Una volta arrivato il personale di soccorso, però, si è reso subito conto che la realtà era un'altra e la verità, infatti, è venuta a galla poco dopo. La donna che ha perso il controllo di sé stessa, dopo aver confessato di aver usato violenza nei confronti del bimbo, ma di averlo fatto soltanto come una reazione istintiva, adesso rischia fino a quarant'anni di reclusione.

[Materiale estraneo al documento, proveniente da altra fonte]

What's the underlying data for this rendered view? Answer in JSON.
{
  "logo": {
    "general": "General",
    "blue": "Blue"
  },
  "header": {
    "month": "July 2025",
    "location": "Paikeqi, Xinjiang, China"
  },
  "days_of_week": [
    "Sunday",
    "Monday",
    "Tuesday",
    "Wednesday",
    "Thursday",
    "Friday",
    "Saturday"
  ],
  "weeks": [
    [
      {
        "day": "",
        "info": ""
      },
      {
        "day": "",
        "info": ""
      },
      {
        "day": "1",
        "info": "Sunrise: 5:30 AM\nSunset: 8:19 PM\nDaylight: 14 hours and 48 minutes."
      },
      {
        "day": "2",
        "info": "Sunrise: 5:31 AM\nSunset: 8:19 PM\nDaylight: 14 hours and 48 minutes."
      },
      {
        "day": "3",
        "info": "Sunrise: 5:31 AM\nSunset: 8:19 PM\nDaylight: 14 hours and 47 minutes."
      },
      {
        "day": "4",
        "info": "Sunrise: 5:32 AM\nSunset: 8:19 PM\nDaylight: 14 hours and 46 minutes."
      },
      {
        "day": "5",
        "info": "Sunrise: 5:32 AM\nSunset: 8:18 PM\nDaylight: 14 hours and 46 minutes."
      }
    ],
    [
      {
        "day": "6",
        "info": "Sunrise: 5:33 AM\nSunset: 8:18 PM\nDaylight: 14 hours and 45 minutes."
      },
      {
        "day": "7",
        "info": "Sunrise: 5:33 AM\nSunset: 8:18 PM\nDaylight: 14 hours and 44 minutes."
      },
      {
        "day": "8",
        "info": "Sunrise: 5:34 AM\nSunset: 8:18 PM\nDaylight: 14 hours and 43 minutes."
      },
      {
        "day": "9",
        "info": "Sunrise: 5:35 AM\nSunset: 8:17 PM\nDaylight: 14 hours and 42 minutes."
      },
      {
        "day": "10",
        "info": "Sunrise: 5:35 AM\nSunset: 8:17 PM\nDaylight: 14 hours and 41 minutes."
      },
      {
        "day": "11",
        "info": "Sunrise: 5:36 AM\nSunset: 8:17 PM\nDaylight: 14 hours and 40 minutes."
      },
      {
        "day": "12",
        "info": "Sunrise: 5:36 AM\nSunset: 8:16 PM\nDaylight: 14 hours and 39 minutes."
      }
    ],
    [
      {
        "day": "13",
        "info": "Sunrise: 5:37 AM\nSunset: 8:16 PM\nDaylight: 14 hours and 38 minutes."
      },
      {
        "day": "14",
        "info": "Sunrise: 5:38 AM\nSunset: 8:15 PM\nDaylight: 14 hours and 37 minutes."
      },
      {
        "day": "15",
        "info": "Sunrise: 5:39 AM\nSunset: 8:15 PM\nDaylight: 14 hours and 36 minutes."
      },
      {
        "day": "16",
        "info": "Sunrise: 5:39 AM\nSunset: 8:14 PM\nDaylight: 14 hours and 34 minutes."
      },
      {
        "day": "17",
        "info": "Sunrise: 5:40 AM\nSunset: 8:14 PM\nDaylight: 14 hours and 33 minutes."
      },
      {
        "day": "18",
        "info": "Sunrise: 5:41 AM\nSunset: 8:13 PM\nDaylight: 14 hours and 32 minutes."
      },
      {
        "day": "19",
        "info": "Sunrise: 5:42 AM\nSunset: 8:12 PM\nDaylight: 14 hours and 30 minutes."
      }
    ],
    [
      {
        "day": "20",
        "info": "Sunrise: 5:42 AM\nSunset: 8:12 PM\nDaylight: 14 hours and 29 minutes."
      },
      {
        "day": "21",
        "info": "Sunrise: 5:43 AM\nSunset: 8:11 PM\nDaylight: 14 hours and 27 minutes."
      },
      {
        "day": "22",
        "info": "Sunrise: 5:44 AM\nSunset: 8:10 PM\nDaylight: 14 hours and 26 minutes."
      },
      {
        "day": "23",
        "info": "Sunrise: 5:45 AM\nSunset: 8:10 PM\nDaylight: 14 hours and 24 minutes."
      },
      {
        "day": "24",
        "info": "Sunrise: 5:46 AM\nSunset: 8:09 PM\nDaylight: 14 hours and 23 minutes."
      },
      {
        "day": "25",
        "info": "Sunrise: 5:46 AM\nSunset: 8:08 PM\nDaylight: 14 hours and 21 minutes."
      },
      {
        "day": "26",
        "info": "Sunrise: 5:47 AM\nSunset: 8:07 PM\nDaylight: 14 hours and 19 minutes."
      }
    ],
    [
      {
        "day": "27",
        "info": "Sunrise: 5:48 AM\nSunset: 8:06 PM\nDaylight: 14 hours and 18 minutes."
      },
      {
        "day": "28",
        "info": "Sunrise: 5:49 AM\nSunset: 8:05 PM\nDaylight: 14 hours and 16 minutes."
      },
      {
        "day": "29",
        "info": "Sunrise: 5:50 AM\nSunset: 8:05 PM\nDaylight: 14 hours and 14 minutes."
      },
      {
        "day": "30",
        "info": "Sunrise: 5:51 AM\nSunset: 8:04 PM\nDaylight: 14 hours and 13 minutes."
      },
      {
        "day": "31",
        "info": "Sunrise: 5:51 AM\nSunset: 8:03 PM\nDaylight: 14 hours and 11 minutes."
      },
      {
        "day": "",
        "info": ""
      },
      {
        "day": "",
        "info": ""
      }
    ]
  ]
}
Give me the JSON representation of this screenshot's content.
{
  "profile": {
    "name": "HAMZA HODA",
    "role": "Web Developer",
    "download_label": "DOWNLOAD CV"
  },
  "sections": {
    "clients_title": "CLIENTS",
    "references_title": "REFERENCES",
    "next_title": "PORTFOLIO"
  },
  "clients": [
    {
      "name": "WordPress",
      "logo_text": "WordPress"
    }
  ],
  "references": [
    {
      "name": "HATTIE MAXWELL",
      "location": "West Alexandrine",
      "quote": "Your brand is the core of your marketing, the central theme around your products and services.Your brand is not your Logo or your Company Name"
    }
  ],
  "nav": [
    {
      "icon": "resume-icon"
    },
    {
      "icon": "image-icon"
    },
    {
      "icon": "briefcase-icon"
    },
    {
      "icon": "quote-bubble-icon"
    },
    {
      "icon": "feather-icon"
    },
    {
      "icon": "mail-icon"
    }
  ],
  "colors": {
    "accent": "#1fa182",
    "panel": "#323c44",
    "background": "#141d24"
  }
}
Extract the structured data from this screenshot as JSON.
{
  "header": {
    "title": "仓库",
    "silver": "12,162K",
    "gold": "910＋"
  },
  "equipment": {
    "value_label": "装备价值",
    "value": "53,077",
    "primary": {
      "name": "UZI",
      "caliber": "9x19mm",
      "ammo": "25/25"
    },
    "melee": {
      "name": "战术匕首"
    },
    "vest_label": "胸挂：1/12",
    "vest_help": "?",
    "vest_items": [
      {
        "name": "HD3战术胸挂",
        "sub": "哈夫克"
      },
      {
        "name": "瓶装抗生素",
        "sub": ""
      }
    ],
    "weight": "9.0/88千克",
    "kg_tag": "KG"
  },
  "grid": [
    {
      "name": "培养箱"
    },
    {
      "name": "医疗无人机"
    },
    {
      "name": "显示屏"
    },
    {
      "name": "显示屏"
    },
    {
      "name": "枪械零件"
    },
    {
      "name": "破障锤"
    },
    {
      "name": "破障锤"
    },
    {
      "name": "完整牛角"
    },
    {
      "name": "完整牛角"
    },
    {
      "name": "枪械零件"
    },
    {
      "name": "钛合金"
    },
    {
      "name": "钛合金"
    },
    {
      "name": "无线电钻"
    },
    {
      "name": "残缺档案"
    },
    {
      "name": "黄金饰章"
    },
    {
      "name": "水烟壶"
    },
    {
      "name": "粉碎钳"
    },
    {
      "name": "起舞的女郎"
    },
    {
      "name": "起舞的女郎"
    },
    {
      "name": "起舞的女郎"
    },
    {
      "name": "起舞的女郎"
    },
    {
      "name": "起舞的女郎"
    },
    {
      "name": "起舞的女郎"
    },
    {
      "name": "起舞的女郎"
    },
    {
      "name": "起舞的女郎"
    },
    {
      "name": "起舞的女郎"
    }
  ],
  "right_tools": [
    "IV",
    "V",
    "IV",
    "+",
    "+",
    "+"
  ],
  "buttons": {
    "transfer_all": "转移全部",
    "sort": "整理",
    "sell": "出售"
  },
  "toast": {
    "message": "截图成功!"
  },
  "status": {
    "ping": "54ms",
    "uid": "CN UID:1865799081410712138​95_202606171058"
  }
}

I risultati dell'autopsia: violenze che andavano avanti da tempo

Secondo le sue stesse dichiarazioni, la rabbia sarebbe esplosa perché il bambino aveva iniziato a chiamare la madre col nome della zia. Secondo quanto affermato dalla donna, il figlio l'avrebbe appositamente provocata, guardandola anche male. Ma l'esame autoptico, oltre ad accertare che il decesso del bimbo è stato causato da un'emorragia cerebrale, avrebbe evidenziato anche altre ferite e diversi segni di bruciatura di sigarette, elementi che confermerebbero un'ulteriore, atroce aspetto della questione: le violenze e gli abusi nei suoi confronti sarebberi stati messi in atto ormai da diverso tempo.